Sobre todo esto Forno no habló, fiel a su estrategia. Prefirió mantenerse callado por respeto al tribunal, pero sí envió un mensaje a sus víctimas, que aseguran sentirse atemorizadas ahora que él está libre.

“En cuanto al miedo que las hipotéticas víctimas -y lo dejo en claro, ya que considero que soy inocente- puedan llegar a tener, lo único que puedo manifestar es que no tengo nada personal con ninguna, ni guardo rencor alguno, por lo tanto pueden estar totalmente tranquilas”, dijo el Chiqui a este medio y volvió a insistir en su inocencia, que será definida por un tribunal el 14 de febrero.

Tras recuperar la libertad, su abogado había informado a este diario que le habían impuesto una presentación semanal en fiscalía para confirmar que estuviera a derecho, pero el propio Forno salió a rectificar a su defensor.
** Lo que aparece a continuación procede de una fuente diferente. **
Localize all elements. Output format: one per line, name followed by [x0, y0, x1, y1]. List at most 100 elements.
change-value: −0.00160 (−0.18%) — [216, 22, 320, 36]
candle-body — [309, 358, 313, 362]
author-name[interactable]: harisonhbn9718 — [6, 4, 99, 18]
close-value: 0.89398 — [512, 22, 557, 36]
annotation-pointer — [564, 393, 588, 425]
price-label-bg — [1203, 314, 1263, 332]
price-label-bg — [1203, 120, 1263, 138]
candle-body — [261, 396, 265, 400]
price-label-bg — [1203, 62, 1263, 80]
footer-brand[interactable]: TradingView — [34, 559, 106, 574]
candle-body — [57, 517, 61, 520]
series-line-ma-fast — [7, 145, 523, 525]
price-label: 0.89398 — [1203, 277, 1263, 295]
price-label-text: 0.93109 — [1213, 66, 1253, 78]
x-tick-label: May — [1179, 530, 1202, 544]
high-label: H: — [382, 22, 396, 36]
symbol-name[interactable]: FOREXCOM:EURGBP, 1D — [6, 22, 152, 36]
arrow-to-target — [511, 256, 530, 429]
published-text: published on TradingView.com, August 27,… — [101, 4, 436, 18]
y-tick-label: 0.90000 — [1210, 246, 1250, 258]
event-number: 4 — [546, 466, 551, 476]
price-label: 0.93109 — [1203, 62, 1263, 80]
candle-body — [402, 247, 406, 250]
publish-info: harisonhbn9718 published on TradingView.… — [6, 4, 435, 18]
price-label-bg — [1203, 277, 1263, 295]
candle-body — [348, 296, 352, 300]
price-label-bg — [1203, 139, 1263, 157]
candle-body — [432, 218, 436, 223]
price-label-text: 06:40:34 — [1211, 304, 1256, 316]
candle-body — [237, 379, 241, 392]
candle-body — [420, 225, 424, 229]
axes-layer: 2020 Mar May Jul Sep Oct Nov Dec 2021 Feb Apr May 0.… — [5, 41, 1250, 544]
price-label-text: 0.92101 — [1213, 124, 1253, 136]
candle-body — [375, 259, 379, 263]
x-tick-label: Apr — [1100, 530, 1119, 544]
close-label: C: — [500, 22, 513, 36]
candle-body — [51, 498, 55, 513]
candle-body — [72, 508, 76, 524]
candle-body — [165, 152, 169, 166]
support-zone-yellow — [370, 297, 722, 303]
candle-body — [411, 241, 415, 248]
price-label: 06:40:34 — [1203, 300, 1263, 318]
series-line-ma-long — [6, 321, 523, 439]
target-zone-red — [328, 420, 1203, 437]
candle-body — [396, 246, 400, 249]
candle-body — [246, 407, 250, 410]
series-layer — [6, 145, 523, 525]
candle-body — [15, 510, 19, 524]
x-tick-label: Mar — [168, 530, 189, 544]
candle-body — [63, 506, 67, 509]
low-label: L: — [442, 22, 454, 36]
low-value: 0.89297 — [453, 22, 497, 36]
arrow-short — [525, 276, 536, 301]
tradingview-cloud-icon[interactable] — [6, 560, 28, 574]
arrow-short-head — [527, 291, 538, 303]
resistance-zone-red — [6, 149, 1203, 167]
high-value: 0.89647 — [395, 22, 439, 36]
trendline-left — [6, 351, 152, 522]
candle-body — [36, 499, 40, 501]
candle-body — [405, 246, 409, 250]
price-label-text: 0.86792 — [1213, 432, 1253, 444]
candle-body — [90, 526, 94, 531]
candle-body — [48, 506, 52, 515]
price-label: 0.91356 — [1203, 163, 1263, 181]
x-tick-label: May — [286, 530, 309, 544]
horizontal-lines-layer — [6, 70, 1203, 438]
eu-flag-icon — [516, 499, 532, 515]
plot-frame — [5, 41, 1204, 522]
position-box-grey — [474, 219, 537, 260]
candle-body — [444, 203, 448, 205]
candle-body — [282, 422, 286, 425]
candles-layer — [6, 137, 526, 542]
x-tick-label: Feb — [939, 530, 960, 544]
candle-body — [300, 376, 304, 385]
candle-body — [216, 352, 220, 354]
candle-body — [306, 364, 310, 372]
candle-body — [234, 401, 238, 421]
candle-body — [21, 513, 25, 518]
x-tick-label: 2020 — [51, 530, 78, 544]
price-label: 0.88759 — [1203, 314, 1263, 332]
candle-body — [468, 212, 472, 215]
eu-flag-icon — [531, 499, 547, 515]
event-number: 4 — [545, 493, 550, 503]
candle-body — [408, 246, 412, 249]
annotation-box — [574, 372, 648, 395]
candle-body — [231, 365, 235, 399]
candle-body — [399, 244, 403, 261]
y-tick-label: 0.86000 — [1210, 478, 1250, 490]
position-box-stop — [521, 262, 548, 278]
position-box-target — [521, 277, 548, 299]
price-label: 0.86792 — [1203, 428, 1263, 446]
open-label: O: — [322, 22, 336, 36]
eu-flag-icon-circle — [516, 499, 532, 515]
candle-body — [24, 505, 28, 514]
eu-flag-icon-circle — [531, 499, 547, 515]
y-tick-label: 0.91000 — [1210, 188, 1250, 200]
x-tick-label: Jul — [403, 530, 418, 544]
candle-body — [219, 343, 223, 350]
“No debo presentarme una vez por semana a firmar en fiscalía, sino todos los días en sede policial”, dijo el cabecilla de la megabanda, quien aclaró que no estuvo sólo 18 meses con preventiva sino 33 meses hasta ayer, cuando volvió a caminar sin tobillera electrónica por las calles de Cipolletti.

El ex empleado judicial, condenado en 2017 a seis años de prisión por defraudación al Estado, pena que aguarda la definición de la Corte Suprema de Justicia de la Nación para empezar a cumplirla, concluyó: “Sólo quiero estar tranquilo y en paz con mis cinco hijos y familiares”.